On Thu, Jan 31, 2008 at 12:18:54PM -0800, Christoph Lameter wrote:
The lock I take already protects up to 512 ptes yes. I call
invalidate_pages only across a _single_ 4k pagetable filled at max
with 512 pte_t mapping virutal addresses in a 2M naturally aligned
virtual range.
There's no smp race even for >4 CPUS. Check it again! I never call
invalidate_pages _outside_ the PT lock specific for that 4k pagetable
(a single PT lock protects 512 pte_t, not only a single one!).
Perhaps if you called it PMD lock there would be no misunderstanding:
spinlock_t *__ptl = pte_lockptr(mm, pmd); \
(the pt lock is a function of the pmd, pte_t not!)
Obviously I checked them all yes, and this was much faster than hand
editing the .c files like you did indeed.
Yes, s390 is the only one.
There's no ptep_clear_flush override on x86 or I would have patched it
like I did to s390.
I had to change 2 lines instead of a single one, not such a big deal.
It is already serialized 100% properly sorry.
If you want I can turn this into a static inline, it would already
work fine.
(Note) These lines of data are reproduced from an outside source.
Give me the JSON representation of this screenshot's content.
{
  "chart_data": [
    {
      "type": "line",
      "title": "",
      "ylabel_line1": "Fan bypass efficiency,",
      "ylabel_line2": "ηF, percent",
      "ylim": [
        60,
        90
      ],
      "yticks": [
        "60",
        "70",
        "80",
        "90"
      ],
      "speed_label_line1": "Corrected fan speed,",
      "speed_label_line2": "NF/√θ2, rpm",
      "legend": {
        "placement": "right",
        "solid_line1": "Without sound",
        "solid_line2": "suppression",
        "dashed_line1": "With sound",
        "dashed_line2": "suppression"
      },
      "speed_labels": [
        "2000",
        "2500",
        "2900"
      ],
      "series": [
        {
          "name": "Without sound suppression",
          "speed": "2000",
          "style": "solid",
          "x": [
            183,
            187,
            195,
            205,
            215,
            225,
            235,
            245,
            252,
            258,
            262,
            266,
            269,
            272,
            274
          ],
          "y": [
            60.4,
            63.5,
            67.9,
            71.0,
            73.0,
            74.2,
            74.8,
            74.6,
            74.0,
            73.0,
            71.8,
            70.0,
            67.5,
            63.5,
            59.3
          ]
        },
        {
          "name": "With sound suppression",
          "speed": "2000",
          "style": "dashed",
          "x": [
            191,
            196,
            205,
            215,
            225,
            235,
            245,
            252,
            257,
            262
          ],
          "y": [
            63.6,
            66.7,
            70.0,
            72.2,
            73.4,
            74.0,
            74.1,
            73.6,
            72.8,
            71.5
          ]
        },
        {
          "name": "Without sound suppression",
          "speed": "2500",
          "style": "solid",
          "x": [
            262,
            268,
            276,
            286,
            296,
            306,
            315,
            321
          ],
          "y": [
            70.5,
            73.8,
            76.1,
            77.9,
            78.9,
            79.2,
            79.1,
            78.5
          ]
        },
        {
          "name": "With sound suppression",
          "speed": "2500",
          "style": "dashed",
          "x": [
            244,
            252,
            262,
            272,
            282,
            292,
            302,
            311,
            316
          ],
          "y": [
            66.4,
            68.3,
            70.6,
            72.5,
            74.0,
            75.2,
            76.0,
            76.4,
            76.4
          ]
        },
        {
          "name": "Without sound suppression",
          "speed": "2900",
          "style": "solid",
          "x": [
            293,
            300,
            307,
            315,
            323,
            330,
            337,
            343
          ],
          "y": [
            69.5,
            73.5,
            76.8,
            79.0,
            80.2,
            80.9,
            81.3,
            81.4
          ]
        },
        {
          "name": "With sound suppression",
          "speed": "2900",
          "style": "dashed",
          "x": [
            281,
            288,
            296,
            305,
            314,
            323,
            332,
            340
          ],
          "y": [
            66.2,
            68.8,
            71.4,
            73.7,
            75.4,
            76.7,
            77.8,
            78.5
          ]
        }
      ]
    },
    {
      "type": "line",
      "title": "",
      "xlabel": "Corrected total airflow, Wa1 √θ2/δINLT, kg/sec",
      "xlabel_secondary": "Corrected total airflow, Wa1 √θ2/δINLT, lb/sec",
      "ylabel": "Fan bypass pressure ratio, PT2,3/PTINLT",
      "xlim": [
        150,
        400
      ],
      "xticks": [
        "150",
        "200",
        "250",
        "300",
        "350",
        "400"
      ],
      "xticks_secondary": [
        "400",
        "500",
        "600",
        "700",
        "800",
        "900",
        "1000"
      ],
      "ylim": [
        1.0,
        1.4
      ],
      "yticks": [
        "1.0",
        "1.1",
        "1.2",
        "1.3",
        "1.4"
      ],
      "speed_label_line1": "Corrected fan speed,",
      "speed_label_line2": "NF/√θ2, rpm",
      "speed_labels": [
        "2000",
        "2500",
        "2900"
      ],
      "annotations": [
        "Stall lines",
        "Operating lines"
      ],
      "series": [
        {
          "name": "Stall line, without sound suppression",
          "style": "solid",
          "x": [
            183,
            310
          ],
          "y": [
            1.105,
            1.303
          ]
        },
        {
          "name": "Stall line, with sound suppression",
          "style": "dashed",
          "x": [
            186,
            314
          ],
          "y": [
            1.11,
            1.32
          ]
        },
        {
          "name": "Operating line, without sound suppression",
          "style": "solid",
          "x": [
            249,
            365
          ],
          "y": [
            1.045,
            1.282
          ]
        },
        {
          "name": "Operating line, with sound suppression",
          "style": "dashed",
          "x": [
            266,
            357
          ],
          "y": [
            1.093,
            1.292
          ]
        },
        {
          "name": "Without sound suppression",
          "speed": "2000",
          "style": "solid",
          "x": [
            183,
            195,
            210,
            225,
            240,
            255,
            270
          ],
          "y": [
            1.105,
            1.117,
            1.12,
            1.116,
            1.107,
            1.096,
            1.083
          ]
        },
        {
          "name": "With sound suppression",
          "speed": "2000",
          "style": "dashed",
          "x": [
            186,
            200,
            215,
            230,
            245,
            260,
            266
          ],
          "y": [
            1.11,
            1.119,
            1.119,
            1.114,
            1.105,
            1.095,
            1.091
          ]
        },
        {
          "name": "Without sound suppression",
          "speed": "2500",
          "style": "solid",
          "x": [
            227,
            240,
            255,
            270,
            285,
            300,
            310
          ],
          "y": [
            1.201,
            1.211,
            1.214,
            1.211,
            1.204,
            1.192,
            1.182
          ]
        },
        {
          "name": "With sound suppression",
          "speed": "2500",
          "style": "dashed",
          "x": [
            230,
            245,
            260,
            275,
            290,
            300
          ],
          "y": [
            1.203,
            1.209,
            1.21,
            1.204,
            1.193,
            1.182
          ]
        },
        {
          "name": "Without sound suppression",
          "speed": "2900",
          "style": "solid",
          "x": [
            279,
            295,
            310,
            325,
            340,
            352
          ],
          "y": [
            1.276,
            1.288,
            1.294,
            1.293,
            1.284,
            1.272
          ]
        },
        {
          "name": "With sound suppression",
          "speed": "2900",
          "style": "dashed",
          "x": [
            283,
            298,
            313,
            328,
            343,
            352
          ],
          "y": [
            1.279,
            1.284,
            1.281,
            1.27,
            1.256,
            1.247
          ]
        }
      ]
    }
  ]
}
Certainly this isn't a blocker for merging given most
people will have MMU_NOTIFIER=y and this speedup compilation a tiny
bit for the embedded.
This is primarly to turn off the compiler warning, not to check the
parameters, but yes it should also checks the parameter types as a bonus.
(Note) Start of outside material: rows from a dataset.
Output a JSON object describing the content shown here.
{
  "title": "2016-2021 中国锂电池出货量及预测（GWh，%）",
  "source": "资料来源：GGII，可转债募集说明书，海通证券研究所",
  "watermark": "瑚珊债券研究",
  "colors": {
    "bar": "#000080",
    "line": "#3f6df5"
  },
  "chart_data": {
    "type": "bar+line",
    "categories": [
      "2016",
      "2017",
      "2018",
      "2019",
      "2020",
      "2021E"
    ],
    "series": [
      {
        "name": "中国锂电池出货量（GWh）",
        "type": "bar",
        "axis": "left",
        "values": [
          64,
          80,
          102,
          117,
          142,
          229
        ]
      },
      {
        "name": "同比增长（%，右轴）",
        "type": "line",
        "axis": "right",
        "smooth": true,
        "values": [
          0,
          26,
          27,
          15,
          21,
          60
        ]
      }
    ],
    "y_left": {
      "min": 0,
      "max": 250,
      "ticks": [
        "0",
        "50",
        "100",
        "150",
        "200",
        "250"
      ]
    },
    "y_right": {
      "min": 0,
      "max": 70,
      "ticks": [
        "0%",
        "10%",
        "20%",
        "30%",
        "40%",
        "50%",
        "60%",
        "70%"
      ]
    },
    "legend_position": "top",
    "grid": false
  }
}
You are under the wrong impression that invalidate_page could be
called on a range that spawns over a region that isn't 2M naturally
aligned and <2M in size.
This is a mess I've to say and I'm almost willing to return to a
_safe_rcu + and removing the autodisarming feature. KVM itself isn't
using mm_users but mm_count. then if somebody need to release the mn
inside ->relase they should mmu_notifier_unregister _inside_
->release and then call_rcu to release the mn (synchronize_rcu isn't
allowed inside ->release because of the rcu_spin_lock() that can't
schedule or it'll reach a quiescent point itself allowing the other
structures to be released.
The above is perfectly fine too. If you have doubts and your
misunderstanding of my 100% SMP safe locking isn't immediately clear,
think about this, how could it be safe to modify 512 ptes with a
single lock, regardless of the mmu notifiers?
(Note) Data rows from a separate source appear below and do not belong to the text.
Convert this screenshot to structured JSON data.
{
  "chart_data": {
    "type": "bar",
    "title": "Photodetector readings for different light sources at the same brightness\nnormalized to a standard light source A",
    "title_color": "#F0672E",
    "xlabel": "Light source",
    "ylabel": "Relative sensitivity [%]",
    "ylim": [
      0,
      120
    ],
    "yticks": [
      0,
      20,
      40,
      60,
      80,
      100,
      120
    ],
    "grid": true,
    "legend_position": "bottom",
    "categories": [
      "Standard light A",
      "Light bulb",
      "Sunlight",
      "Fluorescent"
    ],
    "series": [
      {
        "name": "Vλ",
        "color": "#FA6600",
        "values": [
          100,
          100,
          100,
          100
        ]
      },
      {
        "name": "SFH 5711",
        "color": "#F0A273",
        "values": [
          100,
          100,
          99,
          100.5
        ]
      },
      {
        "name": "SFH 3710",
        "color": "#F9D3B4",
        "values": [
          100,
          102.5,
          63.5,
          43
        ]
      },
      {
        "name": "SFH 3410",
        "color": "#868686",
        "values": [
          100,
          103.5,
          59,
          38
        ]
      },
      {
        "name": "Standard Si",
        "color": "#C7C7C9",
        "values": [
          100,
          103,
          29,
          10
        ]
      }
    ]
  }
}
I appreciate the review! I hope my entirely bug free and
strightforward #v5 will strongly increase the probability of getting
this in sooner than later. If something else it shows the approach I
prefer to cover GRU/KVM 100%, leaving the overkill mutex locking
requirements only to the mmu notifier users that can't deal with the
scalar and finegrined and already-taken/trashed PT lock.